Fact is, in the Internet, we have the best free market of information ever known to the world. And nutrition is not rocket science.

    If you have heart disease, a vegan diet may save your life.
    If you have naturally high cholesterol, an Atkins or South Beach diet is tantamount to pouring gasoline on a fire.
    If you have a high diabetes risk, getting your weight down will go far toward preventing Type 2 Diabetes. If you have Type 2 Diabetes, getting your weight down–and keeping it down–may eliminate your diabetes.

Do we need government to tell us any of those things? Of course not. We don’t know the “causation”, but let’s not kid ourselves: if you’re at risk, the actionable intelligence is there, and it’s on you to decide what to do with it.

People can choose to make their own decisions about nutrition. Dr. Esselstyn found that patients–once they realized the control they had over their disease via diet–were very willing to make the changes they needed to make.

The medical establishment needs to start deciding which team they are on: the side of the patients or the side of their pocketbook. Docs need not advise all patients to go vegan, but if I’m a cardiologist and I have a patient who has heart disease, you can bet that I’m going to be telling him that going vegan may save his life. If I don’t do this, then shame on me.

If I’m a primary care doc and I have a patient with diabetes (Type 1 or 2), you can bet that I’m going to be telling him that going vegan and getting weight control will cut the amount of insulin needed (for Type 1) and possibly even eliminate the (Type 2) diabetes altogether. If I don’t do this, then shame on me.

If I’m a primary care doc and I have a patient that is showing some signs of Alzheimer’s or related dementia, you can bet that I’m going to be telling him that he has nothing to lose by going vegan. (While we have not determined the efficacy of this approach with respect to dementia, it’s not like other therapies are working worth a rat’s posterior.)

If I’m a neurologist and I have a patient with MS, you can bet that I’m going to be telling him that going vegan may improve his overall quality of life by mitigating his complications. The science is unmistakable here.

You can also bet that if I have a patient that has found weight control to be elusive, I’ll be telling him that going vegan may succeed where other attempts have failed. The science may not be perfect here, but the pointers are strong enough.

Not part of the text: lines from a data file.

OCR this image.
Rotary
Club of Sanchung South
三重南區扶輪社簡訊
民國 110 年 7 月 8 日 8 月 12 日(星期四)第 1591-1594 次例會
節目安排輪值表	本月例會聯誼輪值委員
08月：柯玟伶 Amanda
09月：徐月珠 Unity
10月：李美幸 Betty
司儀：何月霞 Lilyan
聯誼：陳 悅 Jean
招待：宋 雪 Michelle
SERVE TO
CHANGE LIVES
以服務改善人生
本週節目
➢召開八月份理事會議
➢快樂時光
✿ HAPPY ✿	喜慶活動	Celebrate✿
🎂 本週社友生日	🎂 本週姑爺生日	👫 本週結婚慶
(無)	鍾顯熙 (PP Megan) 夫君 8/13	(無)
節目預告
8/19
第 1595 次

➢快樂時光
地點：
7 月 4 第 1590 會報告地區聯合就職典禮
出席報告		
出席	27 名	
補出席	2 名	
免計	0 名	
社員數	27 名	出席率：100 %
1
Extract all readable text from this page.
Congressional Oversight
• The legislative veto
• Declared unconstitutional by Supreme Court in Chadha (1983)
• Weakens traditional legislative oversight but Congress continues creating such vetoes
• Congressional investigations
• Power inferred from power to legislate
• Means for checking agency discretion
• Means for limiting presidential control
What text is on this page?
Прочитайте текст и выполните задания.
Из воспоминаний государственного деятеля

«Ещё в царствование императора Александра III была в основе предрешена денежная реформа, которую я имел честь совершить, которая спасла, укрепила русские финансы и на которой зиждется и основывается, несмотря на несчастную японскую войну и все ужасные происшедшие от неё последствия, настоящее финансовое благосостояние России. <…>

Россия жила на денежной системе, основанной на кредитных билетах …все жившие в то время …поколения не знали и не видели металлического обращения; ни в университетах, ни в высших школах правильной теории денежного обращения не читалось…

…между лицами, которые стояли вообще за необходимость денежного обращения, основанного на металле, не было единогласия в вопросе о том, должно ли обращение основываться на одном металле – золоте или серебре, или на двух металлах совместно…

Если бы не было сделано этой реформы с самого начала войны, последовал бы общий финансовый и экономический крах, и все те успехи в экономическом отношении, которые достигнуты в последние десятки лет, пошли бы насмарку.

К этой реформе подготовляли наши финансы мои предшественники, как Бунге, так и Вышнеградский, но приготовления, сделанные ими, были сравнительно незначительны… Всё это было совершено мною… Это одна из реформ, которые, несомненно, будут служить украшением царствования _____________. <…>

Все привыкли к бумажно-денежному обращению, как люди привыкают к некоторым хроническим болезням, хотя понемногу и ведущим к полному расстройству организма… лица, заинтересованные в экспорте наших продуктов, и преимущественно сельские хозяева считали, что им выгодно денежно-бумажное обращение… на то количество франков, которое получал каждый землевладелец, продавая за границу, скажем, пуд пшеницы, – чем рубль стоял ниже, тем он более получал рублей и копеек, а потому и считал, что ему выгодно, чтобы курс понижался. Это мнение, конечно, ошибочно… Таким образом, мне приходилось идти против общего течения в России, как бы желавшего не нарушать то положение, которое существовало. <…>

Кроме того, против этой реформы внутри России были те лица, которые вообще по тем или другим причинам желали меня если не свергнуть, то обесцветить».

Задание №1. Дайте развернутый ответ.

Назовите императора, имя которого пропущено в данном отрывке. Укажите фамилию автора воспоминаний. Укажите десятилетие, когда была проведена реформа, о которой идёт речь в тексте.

You can also bet that if I have a patient that is in otherwise good health, but who eats a “standard” diet, and he asks me about proper nutrition, I’ll be telling him that at least cutting back the proportion of animal based products–and replacing that with plant-based products–will provide a foundation for long-term health.

On a different take, the patient is going to need to start taking responsibility for knowing what is best and what is not. This information is not restricted from you; it is readily available and is but a mouseclick or two away. You need not spend thousands of dollars on specialists to learn what is available at your library, or via the Internet. I don’t need government to do this for me.

Moreover, by getting the government out of the business of making nutritional recommendations, we will make the landscape more of a true free market. As more people cut back on animal-based products, Big Food will invest more capital in developing plant-based products that are healthier and taste good.

We may also see a driving down of health care costs without costly legislation. Fewer heart procedures, fewer chemo treatments, fewer surgeries…all of that means less strain on insurance costs. It also makes medical pricing for routine services more competitive. Traditional physicians (MDs) may see more competition from osteopaths (DOs) and even chiropractors and nutritionists over basic prevention of disease.

The critics will complain–with some merit–that we will see a lot of quacks emerge. At the same time, we have plenty of quacks now. They exist in the medical establishment, government, and all levels of industry. In the current setup, they are protected by government.

By getting government out of the business of nutrition, we might see a badly-needed shakeup in this area.